1.) It is humid as all get out across the area. Judging by the current radar returns, the rain has pretty much covered all of the state. The bulk of the precip has occurred basically from Raleigh/Durham, east through the mountains. According to the drought monitor's update from last Tuesday, extreme eastern parts of Lincoln and Gaston counties are under an "abnormally dry" state, along with virtually all of Cleveland, Rutherford, Polk, Henderson, Transylvania, and the southern half of Jackson and Macon falling under the abnormally dry state. Again this was the drought status from May 19th. I think the drought is over for most of these areas, which means the trout streams are where they should be. The rain over the past few days has not been heavy enough to cause widespread flooding across the mountains, but localized areas that did/do see heavier rain showers may see a short spike in streamflows.

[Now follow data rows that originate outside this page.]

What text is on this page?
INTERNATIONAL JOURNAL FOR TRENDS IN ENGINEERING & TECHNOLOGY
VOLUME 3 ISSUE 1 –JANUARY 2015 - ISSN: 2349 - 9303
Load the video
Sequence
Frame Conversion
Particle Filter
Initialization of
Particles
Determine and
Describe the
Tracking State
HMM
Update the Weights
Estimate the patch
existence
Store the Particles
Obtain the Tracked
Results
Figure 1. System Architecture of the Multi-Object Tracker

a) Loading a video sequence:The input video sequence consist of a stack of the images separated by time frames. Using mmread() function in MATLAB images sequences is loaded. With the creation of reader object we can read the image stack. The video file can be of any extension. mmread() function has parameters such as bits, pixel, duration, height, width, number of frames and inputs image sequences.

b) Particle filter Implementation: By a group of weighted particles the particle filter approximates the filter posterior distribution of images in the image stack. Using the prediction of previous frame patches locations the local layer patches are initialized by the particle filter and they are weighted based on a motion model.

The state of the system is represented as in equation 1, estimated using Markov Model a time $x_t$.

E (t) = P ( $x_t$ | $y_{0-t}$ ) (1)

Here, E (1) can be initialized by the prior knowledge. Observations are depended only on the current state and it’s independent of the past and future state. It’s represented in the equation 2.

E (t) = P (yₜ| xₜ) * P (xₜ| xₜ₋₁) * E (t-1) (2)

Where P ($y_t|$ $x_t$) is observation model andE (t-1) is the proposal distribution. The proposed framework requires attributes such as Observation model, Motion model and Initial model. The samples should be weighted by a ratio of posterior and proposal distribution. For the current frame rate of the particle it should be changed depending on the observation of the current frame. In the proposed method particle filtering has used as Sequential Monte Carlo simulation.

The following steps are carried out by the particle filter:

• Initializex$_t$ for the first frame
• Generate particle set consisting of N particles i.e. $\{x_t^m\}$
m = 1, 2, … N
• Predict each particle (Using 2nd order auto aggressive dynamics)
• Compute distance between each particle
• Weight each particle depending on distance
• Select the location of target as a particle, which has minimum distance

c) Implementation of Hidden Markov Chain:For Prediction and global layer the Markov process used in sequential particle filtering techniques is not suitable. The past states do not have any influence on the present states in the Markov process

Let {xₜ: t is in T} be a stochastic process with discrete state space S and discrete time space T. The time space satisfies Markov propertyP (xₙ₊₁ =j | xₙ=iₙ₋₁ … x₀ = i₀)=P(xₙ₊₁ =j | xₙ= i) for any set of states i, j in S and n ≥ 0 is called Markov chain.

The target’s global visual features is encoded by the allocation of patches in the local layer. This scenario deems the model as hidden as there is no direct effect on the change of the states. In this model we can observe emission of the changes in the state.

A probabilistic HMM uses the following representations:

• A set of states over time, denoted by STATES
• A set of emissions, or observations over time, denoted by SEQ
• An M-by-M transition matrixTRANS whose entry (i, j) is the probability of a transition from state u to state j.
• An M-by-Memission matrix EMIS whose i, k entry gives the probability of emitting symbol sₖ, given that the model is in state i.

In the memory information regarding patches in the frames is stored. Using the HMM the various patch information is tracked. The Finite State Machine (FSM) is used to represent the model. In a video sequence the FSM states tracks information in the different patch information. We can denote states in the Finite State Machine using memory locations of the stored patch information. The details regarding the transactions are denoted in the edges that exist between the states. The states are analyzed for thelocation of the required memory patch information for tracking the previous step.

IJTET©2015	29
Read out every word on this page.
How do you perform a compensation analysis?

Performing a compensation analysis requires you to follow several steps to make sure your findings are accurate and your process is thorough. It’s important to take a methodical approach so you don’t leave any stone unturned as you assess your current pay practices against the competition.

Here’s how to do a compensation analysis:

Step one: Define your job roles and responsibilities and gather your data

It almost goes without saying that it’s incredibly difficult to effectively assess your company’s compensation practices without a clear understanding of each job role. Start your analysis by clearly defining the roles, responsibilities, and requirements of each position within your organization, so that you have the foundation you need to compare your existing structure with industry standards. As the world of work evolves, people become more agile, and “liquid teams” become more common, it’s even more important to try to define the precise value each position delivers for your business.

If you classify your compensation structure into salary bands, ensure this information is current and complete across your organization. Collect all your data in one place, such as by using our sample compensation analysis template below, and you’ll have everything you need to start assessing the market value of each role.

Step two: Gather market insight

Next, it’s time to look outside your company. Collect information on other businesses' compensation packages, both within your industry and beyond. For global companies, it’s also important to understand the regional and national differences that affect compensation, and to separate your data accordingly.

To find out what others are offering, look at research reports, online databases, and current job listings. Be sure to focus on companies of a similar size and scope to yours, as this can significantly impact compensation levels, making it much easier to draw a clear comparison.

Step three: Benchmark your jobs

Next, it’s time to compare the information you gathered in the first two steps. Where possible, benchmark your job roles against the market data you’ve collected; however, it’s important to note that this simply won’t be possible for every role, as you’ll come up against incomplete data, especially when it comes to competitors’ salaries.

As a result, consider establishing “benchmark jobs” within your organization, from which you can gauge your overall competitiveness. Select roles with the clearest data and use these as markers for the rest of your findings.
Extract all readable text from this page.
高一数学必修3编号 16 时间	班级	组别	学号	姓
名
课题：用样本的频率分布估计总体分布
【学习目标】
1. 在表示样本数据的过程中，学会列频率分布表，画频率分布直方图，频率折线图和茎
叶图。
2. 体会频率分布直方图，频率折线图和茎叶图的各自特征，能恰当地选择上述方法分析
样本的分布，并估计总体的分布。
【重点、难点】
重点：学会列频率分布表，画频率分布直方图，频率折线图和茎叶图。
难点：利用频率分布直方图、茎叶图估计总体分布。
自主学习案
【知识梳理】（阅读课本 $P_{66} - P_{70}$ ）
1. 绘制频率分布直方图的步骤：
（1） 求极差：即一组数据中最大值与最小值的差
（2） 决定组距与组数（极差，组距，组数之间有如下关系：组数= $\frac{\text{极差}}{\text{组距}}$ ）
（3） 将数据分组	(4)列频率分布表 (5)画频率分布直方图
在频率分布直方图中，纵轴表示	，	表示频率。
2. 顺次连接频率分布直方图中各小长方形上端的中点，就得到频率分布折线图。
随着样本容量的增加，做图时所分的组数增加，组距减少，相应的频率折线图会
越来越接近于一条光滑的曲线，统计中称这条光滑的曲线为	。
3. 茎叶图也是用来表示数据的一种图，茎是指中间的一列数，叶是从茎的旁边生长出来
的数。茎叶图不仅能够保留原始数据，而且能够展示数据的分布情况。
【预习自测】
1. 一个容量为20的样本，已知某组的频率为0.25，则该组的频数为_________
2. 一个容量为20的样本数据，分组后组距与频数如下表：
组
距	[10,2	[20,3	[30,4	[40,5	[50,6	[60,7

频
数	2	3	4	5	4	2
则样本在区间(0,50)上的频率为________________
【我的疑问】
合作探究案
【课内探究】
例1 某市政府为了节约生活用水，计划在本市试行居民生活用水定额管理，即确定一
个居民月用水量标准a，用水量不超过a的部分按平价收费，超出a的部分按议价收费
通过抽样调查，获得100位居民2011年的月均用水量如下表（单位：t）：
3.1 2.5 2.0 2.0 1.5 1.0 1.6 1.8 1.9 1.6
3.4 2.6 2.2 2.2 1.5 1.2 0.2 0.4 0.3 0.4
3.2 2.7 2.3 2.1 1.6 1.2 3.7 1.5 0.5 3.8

Here's the latest streamflow data from the USGS....
Davidson River @ Brevard...154 cfs (average to date is 121 cfs)
Watauga River @ Sugar Grove...180 cfs (average is 139 cfs)
Nantahala River @ Rainbow Springs...275 cfs (average is 190 cfs)
South Toe River @ Celo...236 cfs (average is 116 cfs)
Tuckasegee River @ Cullowhee...100 cfs (average is 215)
Oconoluftee River @ Birdtown...447 cfs (average is 483 cfs)
Cataloochee Creek @ Cataloochee...98 cfs (average is 102 cfs)
South Fork New River @ Jefferson...496 cfs (average is 397 cfs)
New River @ Galax, VA...1,680 cfs (average is 1,820 cfs
2.) To sum it all up, most rivers are either slightly above or slightly below average flows. Albeit the flows are generally where they should be, this doesn't mean that the flows aren't strong and flowing fast. Also, there may be a little color to the water, so you may get away with 4x. Sporadic hatches of Dark Hendricksons and Light Hendrickons are causing the trout to look up. In the evenings look for Light Cahills, a few March Browns, and the much anticipated Green Drakes. Patterns in the dry fly department to try include Attractors (Royal Wulff, Trudes, etc) when there isn't a noticeable hatch, along with Light Cahills, Green Drakes, and Dk/Lt Hendricksons in the evenings. If you are heading up to the Smokies, have a lot of yellow flies such as Yellow Palmers, Yellow Stimulators, Yellow Sally or any other fly that incorporates a lot of yellow. As for nymphs, BH Pheasant Tail Nymphs, Hare's Ears, BH Princes, Lightning Bugs, San Juan Worms, Green Weenies, Copper Johns, Zug Bugs and Tellico Nymphs (just to mention a few) have all produced fish. Small streamers such as a tan or olive Slumpbuster have been producing fish as well.